I shrugged one shoulder. “I’m fine,” I said. His expression didn’t change much, but I could tell he didn’t believe me. “Really,” I said firmly. “I’m leaving town for the summer at the end of the week anyway, so it’s not like I’ll be here dealing with it.”

“Oh, yeah,” Topher said, nodding. “That pre-med thing, right?”

I nodded, knowing better than to attach any meaning to the fact that Topher had remembered this. After all, it was what we’d both been taught to do. Hang on to dates and details, remember that colleague’s daughter’s name and where she’s going to college. Make sure you know that important donor loves orchids, and if you bring them up, she’ll be beyond pleased, and talk to you about them all night. Collect these facts about these people you don’t really know, and let them think you do. “You got it.”

“So this will probably be the last time we see each other for a while,” he said, his voice dropping slightly lower.

“Maybe so,” I said, not letting myself look away, starting to smile.
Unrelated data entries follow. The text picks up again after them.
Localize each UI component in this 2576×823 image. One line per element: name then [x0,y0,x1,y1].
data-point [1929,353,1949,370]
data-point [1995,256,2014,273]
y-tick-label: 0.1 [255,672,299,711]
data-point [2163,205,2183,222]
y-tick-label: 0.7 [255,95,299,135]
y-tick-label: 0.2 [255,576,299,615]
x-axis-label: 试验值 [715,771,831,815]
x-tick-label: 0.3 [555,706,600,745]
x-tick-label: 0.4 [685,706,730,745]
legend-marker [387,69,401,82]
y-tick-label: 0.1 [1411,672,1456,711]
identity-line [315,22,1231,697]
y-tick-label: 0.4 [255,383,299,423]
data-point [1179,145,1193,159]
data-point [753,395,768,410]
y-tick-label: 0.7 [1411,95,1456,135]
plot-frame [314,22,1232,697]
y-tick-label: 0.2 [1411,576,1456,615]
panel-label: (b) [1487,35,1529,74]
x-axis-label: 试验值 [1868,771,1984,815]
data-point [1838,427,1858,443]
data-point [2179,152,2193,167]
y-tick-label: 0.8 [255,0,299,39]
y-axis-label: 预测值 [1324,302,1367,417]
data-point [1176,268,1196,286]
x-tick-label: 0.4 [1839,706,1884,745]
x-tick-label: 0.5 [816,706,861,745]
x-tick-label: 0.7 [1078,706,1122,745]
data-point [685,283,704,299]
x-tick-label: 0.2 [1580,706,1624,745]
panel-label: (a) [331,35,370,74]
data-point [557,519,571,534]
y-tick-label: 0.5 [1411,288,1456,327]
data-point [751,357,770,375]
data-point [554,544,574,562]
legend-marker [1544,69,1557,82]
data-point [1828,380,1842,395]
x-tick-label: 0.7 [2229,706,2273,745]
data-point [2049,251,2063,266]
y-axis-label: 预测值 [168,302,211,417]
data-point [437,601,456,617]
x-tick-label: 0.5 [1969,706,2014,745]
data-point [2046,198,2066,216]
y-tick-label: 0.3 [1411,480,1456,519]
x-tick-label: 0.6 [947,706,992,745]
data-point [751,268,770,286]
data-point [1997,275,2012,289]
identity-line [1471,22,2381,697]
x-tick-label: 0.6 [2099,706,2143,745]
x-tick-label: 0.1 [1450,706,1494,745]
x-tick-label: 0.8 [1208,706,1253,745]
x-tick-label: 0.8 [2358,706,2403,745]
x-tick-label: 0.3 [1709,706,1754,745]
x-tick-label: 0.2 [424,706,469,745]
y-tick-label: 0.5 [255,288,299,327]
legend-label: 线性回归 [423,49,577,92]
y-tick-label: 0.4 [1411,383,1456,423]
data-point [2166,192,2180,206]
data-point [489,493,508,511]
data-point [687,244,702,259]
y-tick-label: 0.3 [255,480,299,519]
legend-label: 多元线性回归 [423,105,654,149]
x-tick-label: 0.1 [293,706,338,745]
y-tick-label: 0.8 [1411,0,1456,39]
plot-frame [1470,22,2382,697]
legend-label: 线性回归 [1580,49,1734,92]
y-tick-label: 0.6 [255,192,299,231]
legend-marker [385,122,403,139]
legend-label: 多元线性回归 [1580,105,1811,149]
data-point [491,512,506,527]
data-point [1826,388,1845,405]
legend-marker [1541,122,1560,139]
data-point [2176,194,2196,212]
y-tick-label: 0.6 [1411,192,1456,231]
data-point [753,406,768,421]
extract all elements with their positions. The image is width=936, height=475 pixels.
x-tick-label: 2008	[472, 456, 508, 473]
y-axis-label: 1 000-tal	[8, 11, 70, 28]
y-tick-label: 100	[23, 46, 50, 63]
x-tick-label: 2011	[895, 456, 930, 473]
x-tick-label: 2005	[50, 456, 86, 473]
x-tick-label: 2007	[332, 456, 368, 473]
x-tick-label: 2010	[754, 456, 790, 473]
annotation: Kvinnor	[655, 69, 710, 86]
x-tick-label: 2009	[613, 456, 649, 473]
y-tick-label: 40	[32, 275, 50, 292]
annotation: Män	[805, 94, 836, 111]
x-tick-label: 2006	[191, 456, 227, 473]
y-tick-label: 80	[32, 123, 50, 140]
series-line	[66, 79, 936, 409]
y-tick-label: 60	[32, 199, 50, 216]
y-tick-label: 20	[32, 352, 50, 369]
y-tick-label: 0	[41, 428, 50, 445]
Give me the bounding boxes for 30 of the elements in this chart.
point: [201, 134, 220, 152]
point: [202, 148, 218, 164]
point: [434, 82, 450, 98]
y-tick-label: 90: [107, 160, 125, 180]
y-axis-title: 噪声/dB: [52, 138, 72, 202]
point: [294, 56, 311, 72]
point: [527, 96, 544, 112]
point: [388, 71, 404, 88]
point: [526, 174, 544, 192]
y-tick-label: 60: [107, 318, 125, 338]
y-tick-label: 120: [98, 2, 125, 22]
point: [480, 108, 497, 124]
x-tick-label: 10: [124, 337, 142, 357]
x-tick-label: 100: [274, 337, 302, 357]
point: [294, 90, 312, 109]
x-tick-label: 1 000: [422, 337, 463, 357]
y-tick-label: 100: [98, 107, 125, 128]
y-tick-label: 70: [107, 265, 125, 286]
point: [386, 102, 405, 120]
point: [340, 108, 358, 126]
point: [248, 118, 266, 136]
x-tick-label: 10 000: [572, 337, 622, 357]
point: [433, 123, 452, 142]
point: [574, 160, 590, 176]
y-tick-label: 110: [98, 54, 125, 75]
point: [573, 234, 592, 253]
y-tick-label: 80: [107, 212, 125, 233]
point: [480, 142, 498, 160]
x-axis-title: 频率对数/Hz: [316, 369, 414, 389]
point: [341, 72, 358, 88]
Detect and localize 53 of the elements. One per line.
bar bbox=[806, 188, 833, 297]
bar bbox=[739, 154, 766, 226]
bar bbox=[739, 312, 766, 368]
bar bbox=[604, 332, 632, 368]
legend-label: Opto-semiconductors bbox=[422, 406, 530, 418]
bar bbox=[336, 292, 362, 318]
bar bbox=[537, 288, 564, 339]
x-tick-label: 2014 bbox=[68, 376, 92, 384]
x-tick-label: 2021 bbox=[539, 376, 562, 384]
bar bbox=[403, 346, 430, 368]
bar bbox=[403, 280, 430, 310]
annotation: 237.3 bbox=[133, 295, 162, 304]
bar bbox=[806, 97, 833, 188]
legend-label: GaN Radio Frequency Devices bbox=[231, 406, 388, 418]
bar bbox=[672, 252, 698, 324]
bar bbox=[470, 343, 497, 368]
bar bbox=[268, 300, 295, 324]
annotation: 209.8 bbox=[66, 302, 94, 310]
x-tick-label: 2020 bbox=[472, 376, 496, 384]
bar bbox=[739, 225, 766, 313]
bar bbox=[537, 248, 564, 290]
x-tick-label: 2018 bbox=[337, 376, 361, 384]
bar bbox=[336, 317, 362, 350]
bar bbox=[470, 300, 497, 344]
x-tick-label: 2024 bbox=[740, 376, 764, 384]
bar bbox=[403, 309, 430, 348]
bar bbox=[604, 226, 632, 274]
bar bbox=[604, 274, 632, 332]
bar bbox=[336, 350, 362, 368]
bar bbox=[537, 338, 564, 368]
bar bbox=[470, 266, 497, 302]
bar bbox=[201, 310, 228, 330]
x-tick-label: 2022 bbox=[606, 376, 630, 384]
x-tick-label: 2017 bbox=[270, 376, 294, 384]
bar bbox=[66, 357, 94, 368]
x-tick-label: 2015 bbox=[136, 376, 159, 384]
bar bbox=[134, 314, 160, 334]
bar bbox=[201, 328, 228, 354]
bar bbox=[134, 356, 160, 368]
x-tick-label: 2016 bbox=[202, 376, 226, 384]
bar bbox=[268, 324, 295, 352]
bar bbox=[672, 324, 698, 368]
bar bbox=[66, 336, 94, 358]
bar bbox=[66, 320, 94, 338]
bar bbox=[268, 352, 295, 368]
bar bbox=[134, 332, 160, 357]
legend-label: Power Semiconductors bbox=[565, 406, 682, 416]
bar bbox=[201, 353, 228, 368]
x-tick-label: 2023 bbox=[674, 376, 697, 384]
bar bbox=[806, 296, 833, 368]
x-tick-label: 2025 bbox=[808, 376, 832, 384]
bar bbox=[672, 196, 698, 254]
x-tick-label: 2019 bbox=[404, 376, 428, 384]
Topher arched an eyebrow at me, and I saw a smile tugging at the corner of his mouth. He pushed himself off the island and crossed to me. He leaned over, casually, every move just so, like he was in no hurry. His lips were right near my ear, but he didn’t speak at first, just let out a breath against my skin that made me shiver. “In that case,” he finally said, speaking low, even though we were the only ones in the kitchen. He took a lock of my hair and curled it around his finger before he let it drop. “Want to get out of here?”

Topher went first; he seemed to have a sixth sense for when empty rooms were available at parties, and I had an amazing ability to walk into just the wrong room at just the wrong time. He’d told me to meet him in the basement, and now I needed to wait long enough that nobody would see us disappearing together. Topher had established his ground rules early on—we couldn’t tell anyone (I’d decided my friends were an exception to this, since I trusted them completely)—and we’d do whatever we could to make sure nobody would find out. I’d established some of my own—nothing but kissing, and everything we did or talked about stayed between us. I also found that I could be honest with him in a way I never was with my other boyfriends. I knew that whatever I told him, he would keep to himself. Our situation was what I’d once heard Peter describe as “mutually assured destruction.” We knew too much about each other, and we both had too much to lose for either one of us to say anything.

When we both started dating people, these ground rules grew to include that we never did anything when either of us was with someone. Which meant we could go months without seeing each other. But it had become something that I’d gotten pretty reliant on.